2. Validate the Full Spectrum of Emotions
Acknowledging pain doesn’t negate hope—it strengthens it. Saying, “It’s okay to feel devastated. “This is really tough,” gives someone permission to grieve without shame.
3. Offer Tangible Support
Sometimes actions speak louder than words. Driving someone to an appointment, preparing a meal, or simply sitting in silence can communicate care more powerfully than any advice.

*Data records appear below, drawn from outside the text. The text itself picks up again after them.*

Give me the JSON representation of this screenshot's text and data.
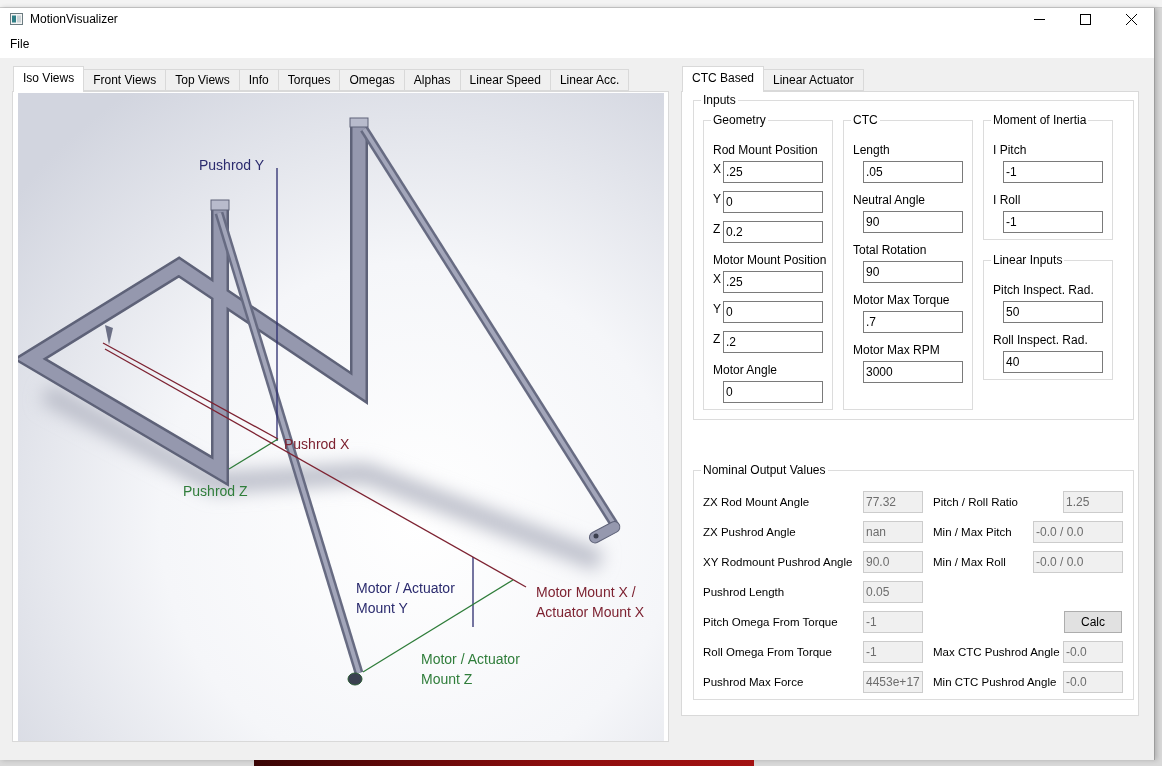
{
  "window": {
    "title": "MotionVisualizer"
  },
  "menu": [
    {
      "label": "File"
    }
  ],
  "view_tabs": [
    {
      "label": "Iso Views",
      "selected": true
    },
    {
      "label": "Front Views",
      "selected": false
    },
    {
      "label": "Top Views",
      "selected": false
    },
    {
      "label": "Info",
      "selected": false
    },
    {
      "label": "Torques",
      "selected": false
    },
    {
      "label": "Omegas",
      "selected": false
    },
    {
      "label": "Alphas",
      "selected": false
    },
    {
      "label": "Linear Speed",
      "selected": false
    },
    {
      "label": "Linear Acc.",
      "selected": false
    }
  ],
  "render": {
    "axis_labels": [
      {
        "text": "Pushrod Y",
        "color": "#2b2b6e"
      },
      {
        "text": "Pushrod X",
        "color": "#7d2231"
      },
      {
        "text": "Pushrod Z",
        "color": "#2f7d3a"
      },
      {
        "text": "Motor / Actuator\nMount Y",
        "color": "#2b2b6e"
      },
      {
        "text": "Motor Mount X /\nActuator Mount X",
        "color": "#7d2231"
      },
      {
        "text": "Motor / Actuator\nMount Z",
        "color": "#2f7d3a"
      }
    ]
  },
  "calc_tabs": [
    {
      "label": "CTC Based",
      "selected": true
    },
    {
      "label": "Linear Actuator",
      "selected": false
    }
  ],
  "inputs": {
    "title": "Inputs",
    "groups": [
      {
        "title": "Geometry",
        "items": [
          {
            "kind": "label",
            "text": "Rod Mount Position"
          },
          {
            "kind": "field",
            "axis": "X",
            "value": ".25"
          },
          {
            "kind": "field",
            "axis": "Y",
            "value": "0"
          },
          {
            "kind": "field",
            "axis": "Z",
            "value": "0.2"
          },
          {
            "kind": "label",
            "text": "Motor Mount Position"
          },
          {
            "kind": "field",
            "axis": "X",
            "value": ".25"
          },
          {
            "kind": "field",
            "axis": "Y",
            "value": "0"
          },
          {
            "kind": "field",
            "axis": "Z",
            "value": ".2"
          },
          {
            "kind": "label",
            "text": "Motor Angle"
          },
          {
            "kind": "field",
            "value": "0"
          }
        ]
      },
      {
        "title": "CTC",
        "items": [
          {
            "kind": "label",
            "text": "Length"
          },
          {
            "kind": "field",
            "value": ".05"
          },
          {
            "kind": "label",
            "text": "Neutral Angle"
          },
          {
            "kind": "field",
            "value": "90"
          },
          {
            "kind": "label",
            "text": "Total Rotation"
          },
          {
            "kind": "field",
            "value": "90"
          },
          {
            "kind": "label",
            "text": "Motor Max Torque"
          },
          {
            "kind": "field",
            "value": ".7"
          },
          {
            "kind": "label",
            "text": "Motor Max RPM"
          },
          {
            "kind": "field",
            "value": "3000"
          }
        ]
      },
      {
        "title": "Moment of Inertia",
        "items": [
          {
            "kind": "label",
            "text": "I Pitch"
          },
          {
            "kind": "field",
            "value": "-1"
          },
          {
            "kind": "label",
            "text": "I Roll"
          },
          {
            "kind": "field",
            "value": "-1"
          }
        ]
      },
      {
        "title": "Linear Inputs",
        "items": [
          {
            "kind": "label",
            "text": "Pitch Inspect. Rad."
          },
          {
            "kind": "field",
            "value": "50"
          },
          {
            "kind": "label",
            "text": "Roll Inspect. Rad."
          },
          {
            "kind": "field",
            "value": "40"
          }
        ]
      }
    ]
  },
  "outputs": {
    "title": "Nominal Output Values",
    "left": [
      {
        "label": "ZX Rod Mount Angle",
        "value": "77.32",
        "disabled": true
      },
      {
        "label": "ZX Pushrod Angle",
        "value": "nan",
        "disabled": true
      },
      {
        "label": "XY Rodmount Pushrod Angle",
        "value": "90.0",
        "disabled": true
      },
      {
        "label": "Pushrod Length",
        "value": "0.05",
        "disabled": true
      },
      {
        "label": "Pitch Omega From Torque",
        "value": "-1",
        "disabled": true
      },
      {
        "label": "Roll Omega From Torque",
        "value": "-1",
        "disabled": true
      },
      {
        "label": "Pushrod Max Force",
        "value": "4453e+17",
        "disabled": true
      }
    ],
    "right": [
      {
        "kind": "field",
        "label": "Pitch / Roll Ratio",
        "value": "1.25",
        "disabled": true
      },
      {
        "kind": "pair",
        "label": "Min / Max Pitch",
        "value": "-0.0 / 0.0",
        "disabled": true
      },
      {
        "kind": "pair",
        "label": "Min / Max Roll",
        "value": "-0.0 / 0.0",
        "disabled": true
      },
      {
        "kind": "button",
        "label": "Calc"
      },
      {
        "kind": "field",
        "label": "Max CTC Pushrod Angle",
        "value": "-0.0",
        "disabled": true
      },
      {
        "kind": "field",
        "label": "Min CTC Pushrod Angle",
        "value": "-0.0",
        "disabled": true
      }
    ]
  }
}
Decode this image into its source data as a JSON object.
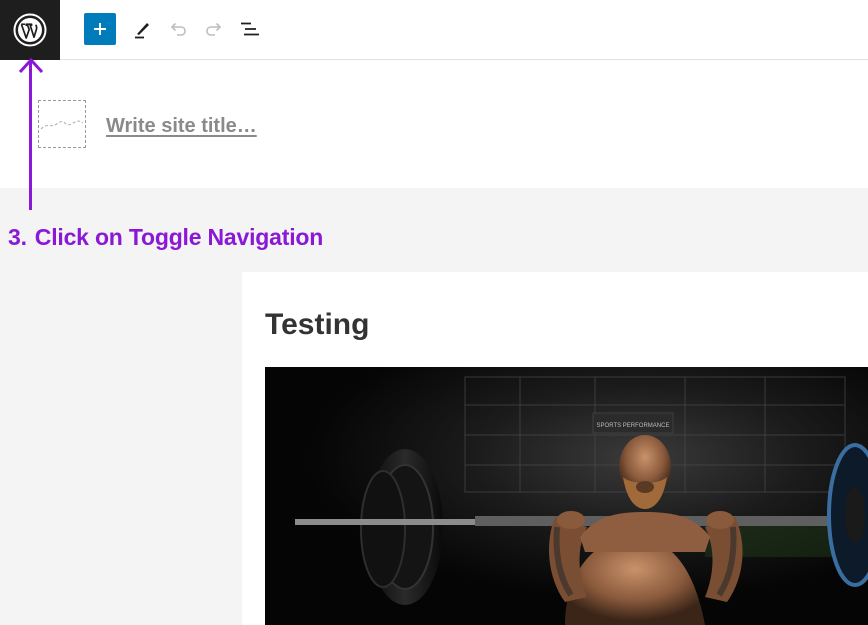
{
  "toolbar": {
    "logo_icon": "wordpress-icon",
    "add_icon": "plus-icon",
    "edit_icon": "pencil-icon",
    "undo_icon": "undo-icon",
    "redo_icon": "redo-icon",
    "list_icon": "list-view-icon",
    "accent_color": "#007cba"
  },
  "site_header": {
    "logo_icon": "site-logo-placeholder-icon",
    "title_placeholder": "Write site title…"
  },
  "annotation": {
    "number": "3.",
    "text": "Click on Toggle Navigation",
    "color": "#8a18d6"
  },
  "post": {
    "title": "Testing",
    "image_icon": "weightlifter-photo",
    "image_text": "SPORTS PERFORMANCE"
  }
}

Reclaiming Emotional Authenticity: Practicing Self-Compassion
For those navigating fertility challenges, combating toxic positivity begins with self-compassion. This means treating yourself with the same kindness you’d offer a close friend.
1. Allow Yourself to Feel
Sadness, anger, and frustration are natural and valid. Suppressing them doesn’t make you stronger—it prolongs your pain. Journaling or talking to a therapist can help process these emotions in a safe space.
2. Challenge Internalized Guilt
Feeling low isn’t a sign of failure or weakness. Remind yourself: “I’m doing the best I can under incredibly hard circumstances.”
3. Seek Out Affirming Communities
Joining a support group or connecting with others who’ve walked a similar path can provide the understanding and solidarity that toxic positivity often lacks.
The Reframe:
Fertility challenges are deeply personal yet profoundly shaped by the cultural narratives around them. By rejecting toxic positivity in favor of empathy, self-compassion, and authentic connection, we can build a world where those facing these challenges feel seen, heard, and supported.
As you move forward, remember that true support isn’t about finding the perfect words or forcing optimism. It’s about showing up, staying present, and holding space for every emotion along the way. Sometimes, the most powerful thing you can say is simply, “I’m here.”